In August 2003, in the midst of the hottest European summer on record, the journal Nature entitled an editorial “Welcome to the Anthropocene”. The editors explained how the Earth has become an ‘anthropogenic planet’ in which its natural systems are marked by, and often profoundly influenced by, human activity. Management of the ‘anthropogenic planet’ presents enormous challenges to engineers. For example, to plan and design water resource systems require a capacity to analyse the behaviour of whole river basins over timescales of decades, to simulate and test the effectiveness of alternative management options and to monitor and modify the system performance. This process of rationally ‘engineering’ coupled technological, human and natural systems is referred to as Earth Systems Engineering and Management.

Global Environmental Change (including climate change) is a vivid example of how human choices, amplified by technology, can have impacts at a very wide range of scales, up to the global scale. Earth Systems Engineering and Management (ESEM) emerged around the start of the new millennium as a new paradigm that sought to define how interventions within an increasingly Anthropogenic Earth can be engineered and managed into the future. ESEM has been associated with proposals for large scale ‘geo-engineering’ of the climate system, but in fact the aims of ESEM are much broader and necessarily encompass engineering interventions at a range of scales, in subsystems including cities, river basins and coasts, as well as at a global scale.

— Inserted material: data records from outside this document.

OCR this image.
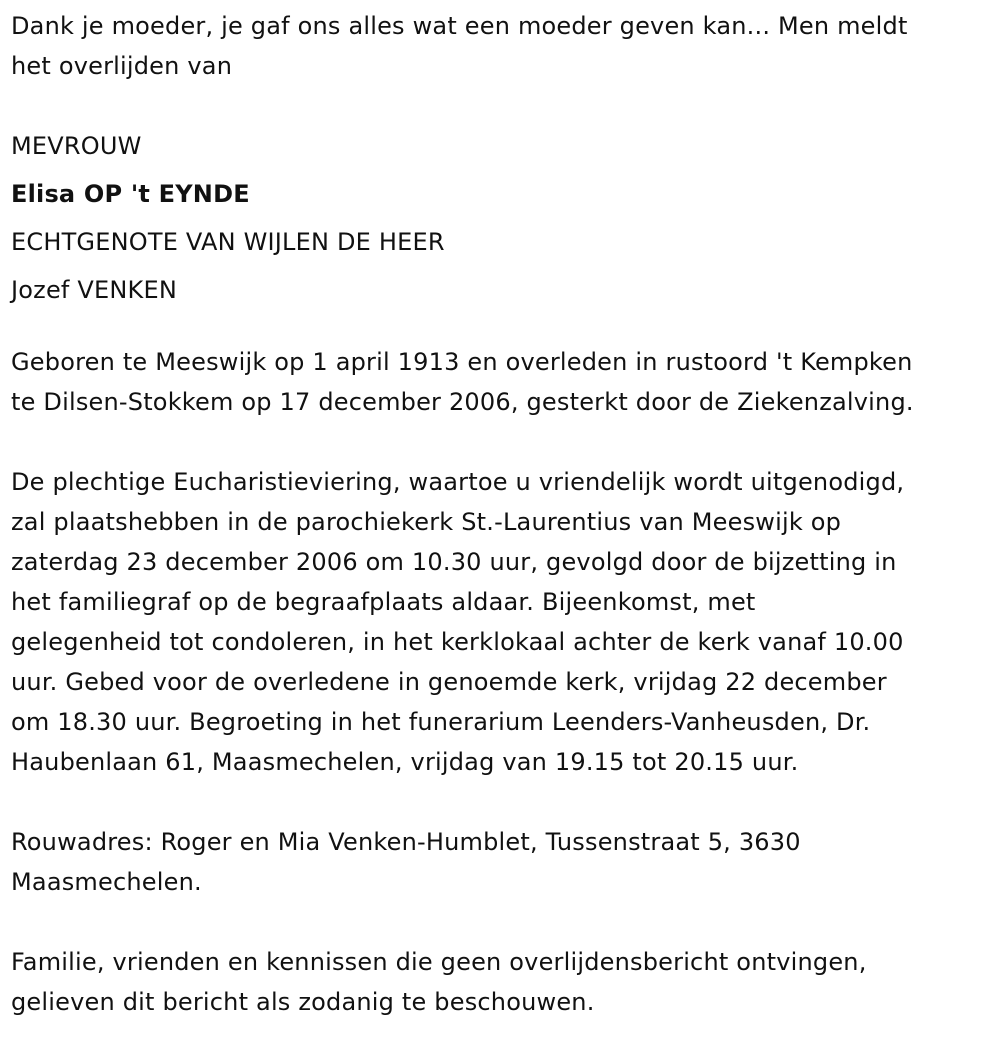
Dank je moeder, je gaf ons alles wat een moeder geven kan... Men meldt
het overlijden van

MEVROUW
Elisa OP 't EYNDE
ECHTGENOTE VAN WIJLEN DE HEER
Jozef VENKEN

Geboren te Meeswijk op 1 april 1913 en overleden in rustoord 't Kempken
te Dilsen-Stokkem op 17 december 2006, gesterkt door de Ziekenzalving.

De plechtige Eucharistieviering, waartoe u vriendelijk wordt uitgenodigd,
zal plaatshebben in de parochiekerk St.-Laurentius van Meeswijk op
zaterdag 23 december 2006 om 10.30 uur, gevolgd door de bijzetting in
het familiegraf op de begraafplaats aldaar. Bijeenkomst, met
gelegenheid tot condoleren, in het kerklokaal achter de kerk vanaf 10.00
uur. Gebed voor de overledene in genoemde kerk, vrijdag 22 december
om 18.30 uur. Begroeting in het funerarium Leenders-Vanheusden, Dr.
Haubenlaan 61, Maasmechelen, vrijdag van 19.15 tot 20.15 uur.

Rouwadres: Roger en Mia Venken-Humblet, Tussenstraat 5, 3630
Maasmechelen.

Familie, vrienden en kennissen die geen overlijdensbericht ontvingen,
gelieven dit bericht als zodanig te beschouwen.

ESEM is highly practical in that it relates to how engineering decisions can take better account of long term changes (e.g. in the climate, land use and human behaviour), societal interactions (e.g. between the built environment, transport demand and greenhouse gas emissions) and uncertainties, when traditional engineering assumptions of stationarity seldom apply.

The Centre for Earth Systems Engineering Research (CESER) is motivated by the recognition that management of the physical infrastructure systems that sustain society must in future be based upon analysis, at an unprecedented range of spatial and temporal scales, of interacting technological, human and natural systems. To realise this vision requires the new generation of techniques, tools and system-scale applications that we are advancing.

The urgent need for adaptation to climate change has now been recognised at the highest level of government. Engineers have a central role in developing solutions to this complex systems problem. However, the models, techniques and tools that are required to enable management of complex coupled technological, human and natural systems do not yet exist. Decisions are being made without sufficient understanding of long term changes, impacts, interactions and uncertainties. The implications for sustainability are critical.

Building upon a unique capacity for analysis of long term change and climate impacts in water and infrastructure systems, CESER is dedicated to understanding and modelling of processes of change within coupled technological, human and natural systems. We use our knowledge to inform the sustainable management of these complex systems, through development of data acquisition, simulation, decision analysis and visualisation tools and techniques to underpin the sustainable management of infrastructure systems.